Stadt Roth (Druckversion)

Symbol der Rother Industriegeschichte

Vermutlich vom Ende des 19. Jahrhunderts stammt dieses kleine Kästchen mit Mustern verschiedener leonischer Produkte.

Der Begriff "leonische Waren" bezeichnet vergoldete und versilberte feine Drähte, daraus hergestellte Zwischenprodukte wie Gespinste (mit geplättetem Draht umsponnene Textilfäden) und Gewebe sowie Fertigwaren, wie Tressen, Borten, Spitzen, Posamente etc.. Ausgehend von Nürnberg, wohin der französische Glaubensflüchtling Anthonius Fournier aus Lyon den nach seiner Heimatstadt benannten leonischen Drahtzug brachte, verbreitete sich dieses Handwerk im mittelfränkischen Raum.

Das Objekt stammt vermutlich aus der Stieberschen leonischen Drahtfabrik, der Firma mit der längsten Geschichte in Roth. 1747 übernahm der Rother Kaufmann Kaspar Stieber eine heruntergewirtschaftete Drahtmanufaktur unter der Bedingung verschiedener landesherrlicher Privilegien. Er erhielt eine zehnjährige Steuerbefreiung, eine befristete Zuteilung von fünf Klafter Brennholz jährlich, die Befreiung von den bürgerlichen Lasten und den Titel eines Fabrikverwalters in der Rangstellung direkt hinter den Bürgermeistern. In der Folgezeit wurden diese Vergünstigungen immer wieder erneuert. Markgräfliche Privilegien gepaart mit unternehmerischem Geschick ließen die Stiebersche Manufaktur auch die wirtschaftlichen Einbrüche der 60'er und 80'er Jahre des 18. Jh. überstehen. Neugewonnene Absatzmärkte im Mittelmeerraum und im Orient verschafften dem Betrieb eine solide Grundlage.

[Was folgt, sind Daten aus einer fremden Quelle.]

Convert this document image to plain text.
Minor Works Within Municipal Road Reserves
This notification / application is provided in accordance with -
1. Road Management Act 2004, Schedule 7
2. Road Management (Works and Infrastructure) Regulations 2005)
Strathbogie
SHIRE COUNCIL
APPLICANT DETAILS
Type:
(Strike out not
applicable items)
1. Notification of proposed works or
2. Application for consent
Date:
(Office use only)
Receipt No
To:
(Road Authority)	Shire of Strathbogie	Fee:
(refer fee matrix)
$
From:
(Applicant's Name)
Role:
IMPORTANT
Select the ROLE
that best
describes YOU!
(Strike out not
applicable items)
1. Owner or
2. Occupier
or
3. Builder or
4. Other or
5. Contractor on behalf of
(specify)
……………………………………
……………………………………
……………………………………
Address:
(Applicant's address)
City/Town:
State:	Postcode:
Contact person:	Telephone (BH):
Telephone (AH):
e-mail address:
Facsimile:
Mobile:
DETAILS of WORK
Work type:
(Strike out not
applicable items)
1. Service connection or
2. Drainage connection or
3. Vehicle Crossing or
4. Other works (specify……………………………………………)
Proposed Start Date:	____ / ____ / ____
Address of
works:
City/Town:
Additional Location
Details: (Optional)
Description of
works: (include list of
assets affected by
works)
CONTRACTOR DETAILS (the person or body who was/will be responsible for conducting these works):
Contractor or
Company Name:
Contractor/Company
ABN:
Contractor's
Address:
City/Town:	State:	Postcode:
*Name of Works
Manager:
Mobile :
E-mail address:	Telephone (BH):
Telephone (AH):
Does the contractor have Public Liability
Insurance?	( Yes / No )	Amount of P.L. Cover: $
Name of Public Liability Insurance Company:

Unter Wilhelm von Stieber prosperierten die Geschäfte in der zweiten Hälfte des 19. Jahrhunderts und zu Beginn des 20. Jahrhunderts.

In dem aufklappbaren Kästchen werden verschiedene Produkte wie Drähte, Lametta, Pailetten und Boullonfäden präsentiert. Die handschriftlichen Bezeichnungen sind in englischer Sprache abgefasst, sodass naheliegt, dass unser Musterkästchen einem Auslandsvertreter auf seiner Verkaufstour diente. Der Schreiber tat sich noch schwer mit den lateinischen Buchstaben des Englischen und vermischte diese gelegentlich mit der damals in Deutschland üblichen Sütterlinschrift.